There are hundreds, perhaps thousands of sites of archaeological importance throughout the world. In this study, the alignments of over two-hundred ancient sites were measured and analyzed. Sites are organized into eight geographic regions: South America, Mesoamerica, North America, Europe, the Middle East, Africa, Asia, and the Pacific Ocean. Google Earth imagery and measurement tools were used to estimate the alignment of linear and rectilinear structures at these sites with respect to true (geographic) north. In considering standard celestial and geographic reasons for the alignments, many were found to be oriented to the cardinal directions, in the directions of solstices and other solar events, to lunar standstills, and certain stars. A number of sites in China and Thailand were likely aligned to magnetic north at the time of construction using a compass. Some sites appear to have been aligned to “sacred directions” that include Islamic qibla and Quechua ceques. Site alignment statistics reveal similarities and differences between geographical regions in terms of how sites within regions are aligned. Perhaps the most unexpected finding is that the alignment of about half of the sites could not be explained in terms of any of the reasons considered.

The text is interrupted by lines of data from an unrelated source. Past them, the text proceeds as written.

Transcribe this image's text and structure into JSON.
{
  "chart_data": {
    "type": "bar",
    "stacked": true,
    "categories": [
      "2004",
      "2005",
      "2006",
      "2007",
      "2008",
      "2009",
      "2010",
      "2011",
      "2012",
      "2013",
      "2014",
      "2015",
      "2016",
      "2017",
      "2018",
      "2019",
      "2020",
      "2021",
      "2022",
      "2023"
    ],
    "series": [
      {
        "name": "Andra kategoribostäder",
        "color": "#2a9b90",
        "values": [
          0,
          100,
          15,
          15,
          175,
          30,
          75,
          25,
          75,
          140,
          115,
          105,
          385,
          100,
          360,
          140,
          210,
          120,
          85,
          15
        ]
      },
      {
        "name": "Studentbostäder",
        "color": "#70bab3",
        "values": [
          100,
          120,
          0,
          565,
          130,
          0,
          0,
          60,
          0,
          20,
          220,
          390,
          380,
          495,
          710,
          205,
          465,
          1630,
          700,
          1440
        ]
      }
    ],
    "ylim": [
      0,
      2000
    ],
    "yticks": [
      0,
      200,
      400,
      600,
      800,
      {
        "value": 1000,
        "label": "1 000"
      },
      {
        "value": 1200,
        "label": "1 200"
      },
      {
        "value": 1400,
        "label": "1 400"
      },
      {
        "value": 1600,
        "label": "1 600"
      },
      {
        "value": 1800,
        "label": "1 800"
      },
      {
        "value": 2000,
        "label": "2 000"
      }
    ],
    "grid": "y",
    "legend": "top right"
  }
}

In a previous study of over two hundred ancient sites, the alignments of almost half of the sites could not be explained. These sites are distributed throughout the world and include the majority of Mesoamerican pyramids and temples that are misaligned with respect to true north, megalithic structures at several sites in Peru’s Sacred Valley, some pyramids in Lower Egypt, and numerous temples in Upper Egypt. A new model is proposed to account for the alignment of certain unexplained sites based on an application of Charles Hapgood’s hypothesis that global patterns of climate change over the past 100,000 years could be the result of displacements of the Earth’s crust and corresponding shifts of the geographic poles. It is shown that over 80% of the unexplained sites reference four locations within 30° of the North Pole that are correlated with Hapgood’s hypothesized pole locations. The alignments of these sites are consistent with the hypothesis that if they were built in alignment with one of these former poles they would be misaligned to north as they are now as the result of subsequent geographic pole shifts.
A new approach for dating archaeological sites is described. The method is inspired by Hapgood’s hypothesis that patterns of glaciation and ice ages can be explained by shifts in the geographic location of the North Pole. We have identified over fifty archaeological sites throughout the world that could have once been aligned to north (i.e., to one of these past poles) when the sites were first established but are now misaligned due to subsequent pole shifts. An algorithm is described that fuses the location and orientation of these sites with Hapgood’s original climate-dated pole locations to infer the date of construction of the associated sites. The results suggest that these sites may be far older than is currently thought.